The al Qaida connections to Nusra and the Islamic State, whose membership includes many non-Syrians, were made clear in April, when Zawahiri intervened in a dispute between the groups over whether they were one group or two separate ones. That dispute arose after the Islamic State, which is headquartered in Iraq and is a successor organization to al Qaida in Iraq, announced that it and Nusra were one. Many in Nusra objected to the pronouncement, and to demonstrate its independence, Jawlani announced his allegiance to Zawahiri within days.

Zawahiri settled the dispute by decreeing that the two groups are separate and that Nusra’s area of operations was Syria, while the Islamic State should operate primarily in Iraq.

Laathiqiyah, the Free Syrian Army official, said it remained unclear how independent the two groups were but that Nusra received less criticism from rebels and civilians alike.

“We no longer know (the difference), but what people say on the ground is that Nusra is better,” he said. “We no longer know the truth, sadly.”

Laathiqiyah also acknowledged that Nusra remains the most effective anti-Assad military force, spearheading most of the anti-Assad victories, a fact that’s given potential international supporters of the rebels pause. “From a jihadi point of view, it seems to be that where there is (Nusra) there is progress in our favor,” he said.

In the eastern city of Raqaa, which Nusra seized earlier this year, a Free Syrian Army commander reached by phone said the differences between the groups were abundantly clear and that the Islamic State had abused its power over civilians with summary executions that circumvented the area’s concept of tribal justice.

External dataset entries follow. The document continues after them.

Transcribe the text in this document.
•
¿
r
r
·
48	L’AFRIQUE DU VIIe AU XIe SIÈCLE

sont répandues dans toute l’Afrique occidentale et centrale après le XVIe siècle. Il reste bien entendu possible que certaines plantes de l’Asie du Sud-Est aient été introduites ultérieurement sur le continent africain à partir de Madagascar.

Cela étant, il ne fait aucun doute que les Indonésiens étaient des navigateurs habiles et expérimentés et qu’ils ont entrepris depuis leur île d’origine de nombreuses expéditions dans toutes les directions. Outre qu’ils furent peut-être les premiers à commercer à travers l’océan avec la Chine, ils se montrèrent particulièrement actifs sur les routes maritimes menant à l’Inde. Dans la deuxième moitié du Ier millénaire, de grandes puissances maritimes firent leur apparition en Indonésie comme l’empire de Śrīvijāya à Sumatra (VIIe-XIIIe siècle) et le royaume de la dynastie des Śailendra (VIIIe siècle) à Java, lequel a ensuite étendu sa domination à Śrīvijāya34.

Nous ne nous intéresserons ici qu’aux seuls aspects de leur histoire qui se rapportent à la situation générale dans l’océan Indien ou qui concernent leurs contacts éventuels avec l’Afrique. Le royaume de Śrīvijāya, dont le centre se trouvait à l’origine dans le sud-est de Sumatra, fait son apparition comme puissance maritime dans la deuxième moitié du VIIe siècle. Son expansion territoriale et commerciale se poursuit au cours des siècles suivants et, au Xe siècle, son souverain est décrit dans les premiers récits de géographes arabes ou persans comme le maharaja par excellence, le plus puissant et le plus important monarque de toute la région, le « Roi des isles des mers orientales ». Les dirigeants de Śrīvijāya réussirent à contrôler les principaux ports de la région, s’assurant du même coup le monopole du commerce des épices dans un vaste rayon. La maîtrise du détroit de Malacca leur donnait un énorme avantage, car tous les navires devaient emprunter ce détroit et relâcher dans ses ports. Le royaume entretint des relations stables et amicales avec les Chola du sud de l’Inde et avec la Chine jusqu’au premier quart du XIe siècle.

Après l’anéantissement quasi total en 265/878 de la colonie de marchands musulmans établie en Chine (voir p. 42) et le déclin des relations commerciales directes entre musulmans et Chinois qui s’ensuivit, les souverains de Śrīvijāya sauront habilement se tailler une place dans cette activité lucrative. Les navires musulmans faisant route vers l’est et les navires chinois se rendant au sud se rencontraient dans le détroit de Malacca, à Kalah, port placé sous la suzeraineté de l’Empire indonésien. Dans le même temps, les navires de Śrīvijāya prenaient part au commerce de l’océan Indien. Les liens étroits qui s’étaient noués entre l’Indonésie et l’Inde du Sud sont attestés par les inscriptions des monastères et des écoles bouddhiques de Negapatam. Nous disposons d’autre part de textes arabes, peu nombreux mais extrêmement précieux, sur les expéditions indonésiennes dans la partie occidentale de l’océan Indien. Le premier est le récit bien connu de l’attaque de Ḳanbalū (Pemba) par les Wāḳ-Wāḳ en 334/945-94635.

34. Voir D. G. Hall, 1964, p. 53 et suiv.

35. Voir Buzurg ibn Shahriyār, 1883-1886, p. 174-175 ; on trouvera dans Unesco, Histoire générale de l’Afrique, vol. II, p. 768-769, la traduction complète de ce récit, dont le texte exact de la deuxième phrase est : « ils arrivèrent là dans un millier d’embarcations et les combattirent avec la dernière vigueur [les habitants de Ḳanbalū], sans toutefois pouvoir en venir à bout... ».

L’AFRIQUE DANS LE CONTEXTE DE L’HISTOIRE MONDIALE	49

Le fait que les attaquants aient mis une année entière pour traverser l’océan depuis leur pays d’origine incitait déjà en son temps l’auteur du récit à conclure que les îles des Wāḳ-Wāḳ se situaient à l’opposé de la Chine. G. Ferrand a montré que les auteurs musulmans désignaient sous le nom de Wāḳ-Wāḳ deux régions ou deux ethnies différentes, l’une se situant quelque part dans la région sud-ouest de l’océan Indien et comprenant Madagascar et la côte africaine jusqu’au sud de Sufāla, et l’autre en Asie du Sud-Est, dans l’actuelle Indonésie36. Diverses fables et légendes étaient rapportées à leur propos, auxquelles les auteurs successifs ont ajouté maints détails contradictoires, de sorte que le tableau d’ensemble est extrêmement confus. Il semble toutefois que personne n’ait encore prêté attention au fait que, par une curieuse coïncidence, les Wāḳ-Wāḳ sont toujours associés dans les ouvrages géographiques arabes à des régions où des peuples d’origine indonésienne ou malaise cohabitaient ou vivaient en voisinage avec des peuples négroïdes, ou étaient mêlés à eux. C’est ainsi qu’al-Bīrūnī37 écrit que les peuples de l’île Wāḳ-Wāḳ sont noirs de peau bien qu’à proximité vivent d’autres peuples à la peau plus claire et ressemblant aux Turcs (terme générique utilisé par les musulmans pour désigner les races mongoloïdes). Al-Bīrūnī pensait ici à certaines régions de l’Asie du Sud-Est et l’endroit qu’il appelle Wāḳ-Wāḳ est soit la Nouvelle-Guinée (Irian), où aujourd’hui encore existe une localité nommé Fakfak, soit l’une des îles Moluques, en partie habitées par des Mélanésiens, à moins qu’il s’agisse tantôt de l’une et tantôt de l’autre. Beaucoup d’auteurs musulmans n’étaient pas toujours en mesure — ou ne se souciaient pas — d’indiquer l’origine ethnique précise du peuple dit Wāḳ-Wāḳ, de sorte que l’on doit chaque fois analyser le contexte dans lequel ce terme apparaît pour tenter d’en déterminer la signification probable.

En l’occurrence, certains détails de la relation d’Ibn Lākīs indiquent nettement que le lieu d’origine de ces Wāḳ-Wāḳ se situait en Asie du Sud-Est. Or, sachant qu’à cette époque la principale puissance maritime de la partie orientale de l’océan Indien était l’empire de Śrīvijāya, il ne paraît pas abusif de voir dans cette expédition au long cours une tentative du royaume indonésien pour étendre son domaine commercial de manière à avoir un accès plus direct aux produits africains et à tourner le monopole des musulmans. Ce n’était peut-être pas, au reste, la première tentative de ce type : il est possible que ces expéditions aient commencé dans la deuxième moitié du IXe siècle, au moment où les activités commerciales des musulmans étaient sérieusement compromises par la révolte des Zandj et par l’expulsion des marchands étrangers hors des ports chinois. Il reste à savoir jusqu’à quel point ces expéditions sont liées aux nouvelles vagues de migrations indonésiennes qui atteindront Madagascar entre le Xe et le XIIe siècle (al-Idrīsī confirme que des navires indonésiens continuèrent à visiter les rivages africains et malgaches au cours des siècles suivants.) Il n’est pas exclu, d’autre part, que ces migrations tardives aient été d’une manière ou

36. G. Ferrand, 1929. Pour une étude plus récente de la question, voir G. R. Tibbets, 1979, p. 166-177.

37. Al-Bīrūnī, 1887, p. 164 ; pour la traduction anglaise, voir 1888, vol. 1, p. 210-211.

“Two days ago, for example, a youth was held by (the Islamic State) and they executed him in front of the people without referring to the Shariah Commission that was in the city or even the military or civilian council in the city,” said the commander, who calls himself Abu Bakr. “Now they are spreading pamphlets with prayer times.”

Lister, of IHS Jane’s, said that while the groups shared a nearly identical ideology, Nusra was trying hard to argue that it was different in an effort to compete for influence.

“How much they militarily coordinate is unclear in some cases but they’re rivals in recruitment and for influence,” he said. So far, the two groups haven’t clashed with each other, he added, but the disagreement that broke out in April made it clear “that Nusra wants to be the only al Qaida group in Syria.”